Médica que quase morreu com covid quer vacina para voltar ao trabalho

Médica do Porto infetada com covid-19 no primeiro mês da pandemia lamenta a falta de "estruturação e planeamento". Dez meses depois, quer voltar a trabalhar, mas ainda não é considerada para a vacina.

No início dos inícios da pandemia em Portugal, a 17 de março, quando, segundo indica o relatório da Direção-Geral da Saúde sobre esse dia, havia "só" 20 doentes covid em cuidados intensivos em todo o país, Bercina Candoso, médica, foi um deles.
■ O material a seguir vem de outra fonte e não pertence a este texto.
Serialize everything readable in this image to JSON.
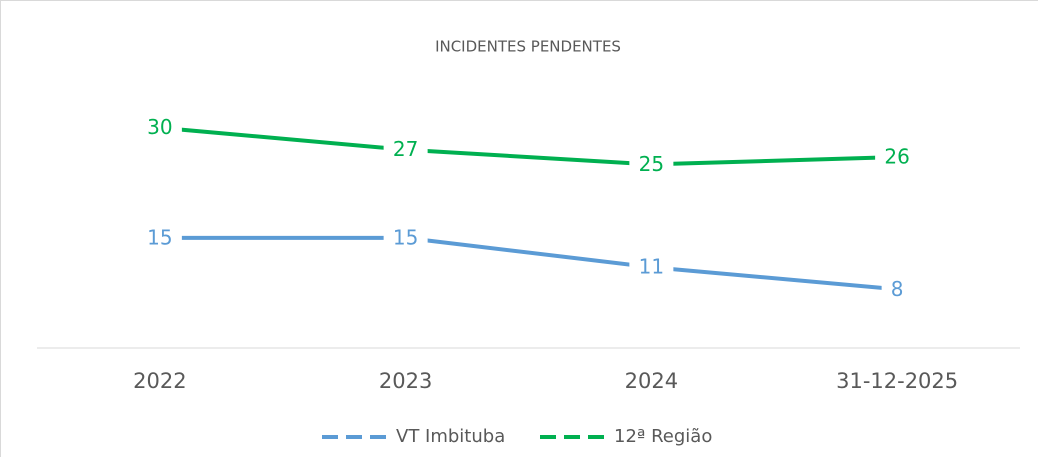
{
  "chart_data": {
    "type": "line",
    "title": "INCIDENTES PENDENTES",
    "categories": [
      "2022",
      "2023",
      "2024",
      "31-12-2025"
    ],
    "series": [
      {
        "name": "VT Imbituba",
        "color": "#5b9bd5",
        "values": [
          15,
          15,
          11,
          8
        ]
      },
      {
        "name": "12ª Região",
        "color": "#00b050",
        "values": [
          30,
          27,
          25,
          26
        ]
      }
    ],
    "ylim": [
      0,
      35
    ],
    "legend": "bottom"
  }
}
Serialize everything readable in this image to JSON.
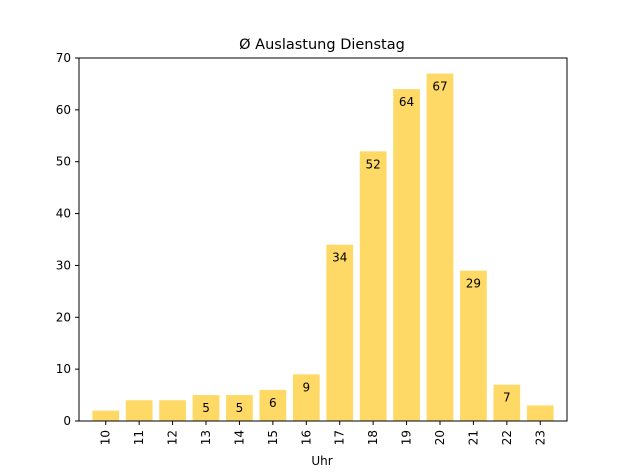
{
  "chart_data": {
    "type": "bar",
    "title": "Ø Auslastung Dienstag",
    "xlabel": "Uhr",
    "ylabel": "",
    "ylim": [
      0,
      70
    ],
    "yticks": [
      0,
      10,
      20,
      30,
      40,
      50,
      60,
      70
    ],
    "grid": false,
    "legend": "none",
    "bar_color": "#ffd966",
    "categories": [
      "10",
      "11",
      "12",
      "13",
      "14",
      "15",
      "16",
      "17",
      "18",
      "19",
      "20",
      "21",
      "22",
      "23"
    ],
    "values": [
      2,
      4,
      4,
      5,
      5,
      6,
      9,
      34,
      52,
      64,
      67,
      29,
      7,
      3
    ],
    "data_labels": [
      "",
      "",
      "",
      "5",
      "5",
      "6",
      "9",
      "34",
      "52",
      "64",
      "67",
      "29",
      "7",
      ""
    ]
  }
}
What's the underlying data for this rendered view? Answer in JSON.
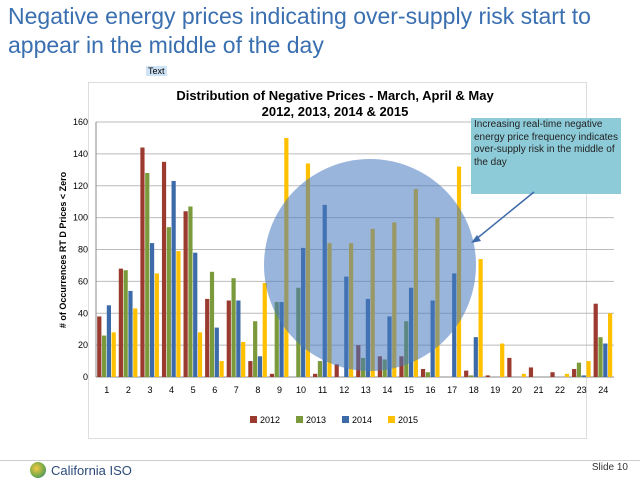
{
  "slide": {
    "title": "Negative energy prices indicating over-supply risk start to appear in the middle of the day",
    "text_label": "Text",
    "logo": "California ISO",
    "slide_number": "Slide 10"
  },
  "chart_data": {
    "type": "bar",
    "title": "Distribution  of Negative Prices - March, April & May",
    "subtitle": "2012, 2013, 2014 & 2015",
    "ylabel": "# of Occurrences RT D Prices < Zero",
    "xlabel": "",
    "ylim": [
      0,
      160
    ],
    "yticks": [
      0,
      20,
      40,
      60,
      80,
      100,
      120,
      140,
      160
    ],
    "grid": true,
    "legend": "bottom",
    "categories": [
      "1",
      "2",
      "3",
      "4",
      "5",
      "6",
      "7",
      "8",
      "9",
      "10",
      "11",
      "12",
      "13",
      "14",
      "15",
      "16",
      "17",
      "18",
      "19",
      "20",
      "21",
      "22",
      "23",
      "24"
    ],
    "series": [
      {
        "name": "2012",
        "color": "#9b3a2e",
        "values": [
          38,
          68,
          144,
          135,
          104,
          49,
          48,
          10,
          2,
          0,
          2,
          8,
          20,
          13,
          13,
          5,
          0,
          4,
          1,
          12,
          6,
          3,
          5,
          46
        ]
      },
      {
        "name": "2013",
        "color": "#7a9a3c",
        "values": [
          26,
          67,
          128,
          94,
          107,
          66,
          62,
          35,
          47,
          56,
          10,
          0,
          12,
          11,
          35,
          3,
          0,
          1,
          0,
          0,
          0,
          0,
          9,
          25
        ]
      },
      {
        "name": "2014",
        "color": "#3d6aa8",
        "values": [
          45,
          54,
          84,
          123,
          78,
          31,
          48,
          13,
          47,
          81,
          108,
          63,
          49,
          38,
          56,
          48,
          65,
          25,
          0,
          0,
          0,
          0,
          1,
          21
        ]
      },
      {
        "name": "2015",
        "color": "#ffc000",
        "values": [
          28,
          43,
          65,
          79,
          28,
          10,
          22,
          59,
          150,
          134,
          84,
          84,
          93,
          97,
          118,
          100,
          132,
          74,
          21,
          2,
          0,
          2,
          10,
          40
        ]
      }
    ],
    "annotation": "Increasing real-time negative energy price frequency indicates over-supply risk in the middle of the day"
  }
}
Dos 83 dias durante os quais esteve internada no Hospital de Santo António, no Porto, quase metade foram passados em cuidados intensivos.

Pelo caminho, de que guarda pouca memória, teve três pneumonias, perdeu 10 quilos e 70% da massa muscular, caiu-lhe metade do cabelo e deixou de comer porque não conseguia engolir. Surpresa: era saudável, sem fatores de risco, "não tinha gripes nem constipações há mais de 30 anos". Ao fim de mais de 10 meses desde que adoeceu e de sete desde que saiu do Centro de Reabilitação do Norte, mantêm-se algumas sequelas físicas e emocionais. Mas vive.